Rupert Murdoch says Australia and US must work to strengthen ties
Australia and the US must work harder to strengthen ties in a tumultuous era of rapid change, Rupert Murdoch says.
Australia and the US must work harder to strengthen their alliance in a tumultuous era of rapid change, Rupert Murdoch said yesterday.
Mr Murdoch, executive chairman of News Corp, publisher of The Australian, told a gala dinner in New York that the US-Australia relationship was growing but needed to be improved by a new generation to protect its legacy.
“Economic ties are profoundly important, with more than a quarter of international investment in Australia coming from the US, and around 28 per cent of Australian external investment heading to the US,” Mr Murdoch said during a speech to mark the 70th anniversary of the founding of the American Australian Association in New York.
“But those metrics do not measure the real depth of a dynamic relationship, one that is growing and of which we, in our modest way, are custodians. “And so it is up to us to improve, to enhance what we have been bequeathed.
“The year 2018 is vastly different from 1948, but we still live in a world and at a time when we’re being challenged by rapid change. In this tumultuous era, it is comforting to know that the economic mateship between Australia and America remains robust.”
Mr Murdoch spoke after being awarded the AAA’s “legends award” for his lifetime of support for the Australia-US alliance. The AAA, the premier business, cultural and education forum between Australia and the US, was founded in 1948 by Mr Murdoch’s father, Sir Keith Murdoch, to promote co-operation and understanding between the countries. Mr Murdoch said the rise of China required Australia and the US to think carefully about how they dealt with what he called “the new superpower”. “If China is influential now, how much more powerful will it be in 10 or 20 years?” he said.

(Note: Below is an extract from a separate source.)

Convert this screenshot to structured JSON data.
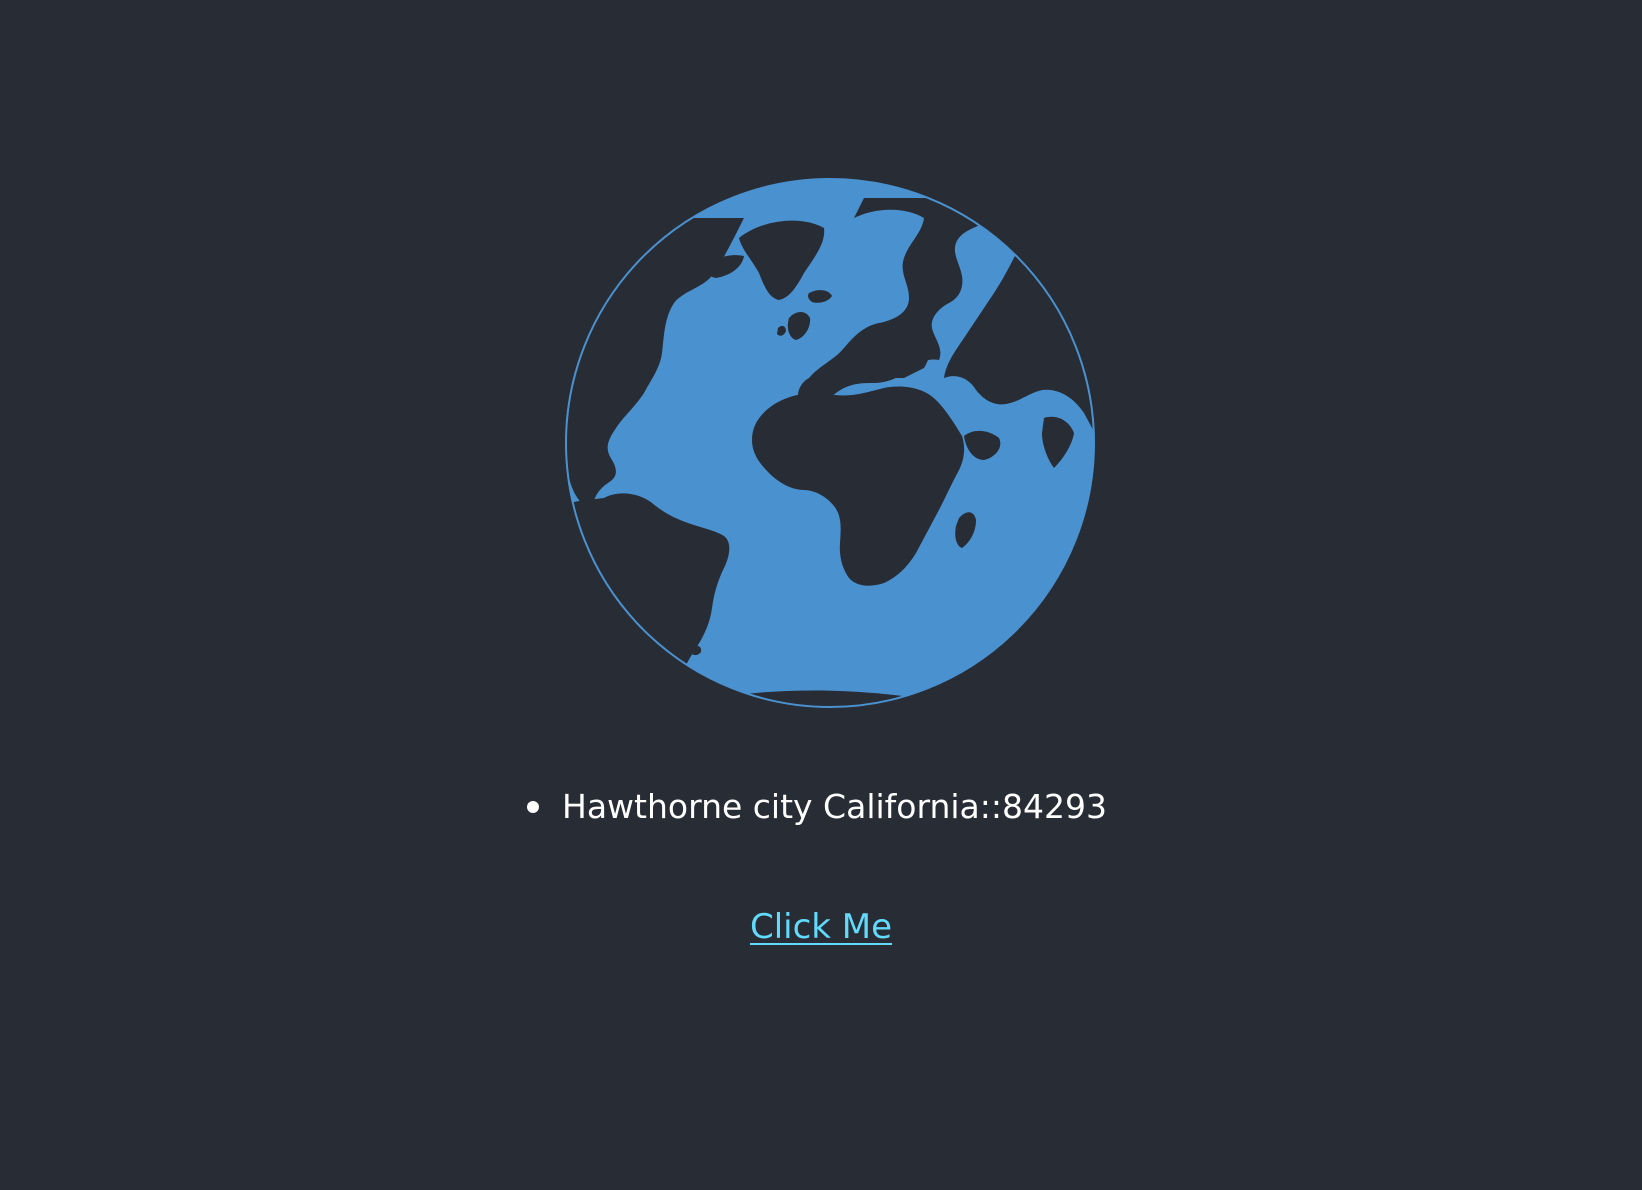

“Consider the words of Sun Tzu: ‘Strategy without tactics is the slowest route to victory — tactics without strategy is the noise before defeat’. We need to think long and hard about our relationship with the new superpower.”
The dinner for about 600 people included business leaders such as the Australian head of The Dow Chemical Company, Andrew Liveris, the chairman and CEO of JPMorgan, Jamie Dimon, and the CEO of Morgan Stanley, James Gorman.
The dinner honoured the CEO of American defence company Lockheed Martin, Marillyn Hewson, who credited Australia for being one of the original partners with the US in the development of the F-35 Joint Strike Fighter.
Mr Murdoch paid tribute to the vision of his father, who he said saw the need for an organisation that would help bind the two countries together in the uncertain years after World War II.
“In these changed and changing circumstances, Australia needed to strengthen ties with the US and could not rely on traditional relationships for its security,” he said. “Britain was broke.”
The AAA includes a business council of senior leaders and chief executives from both countries.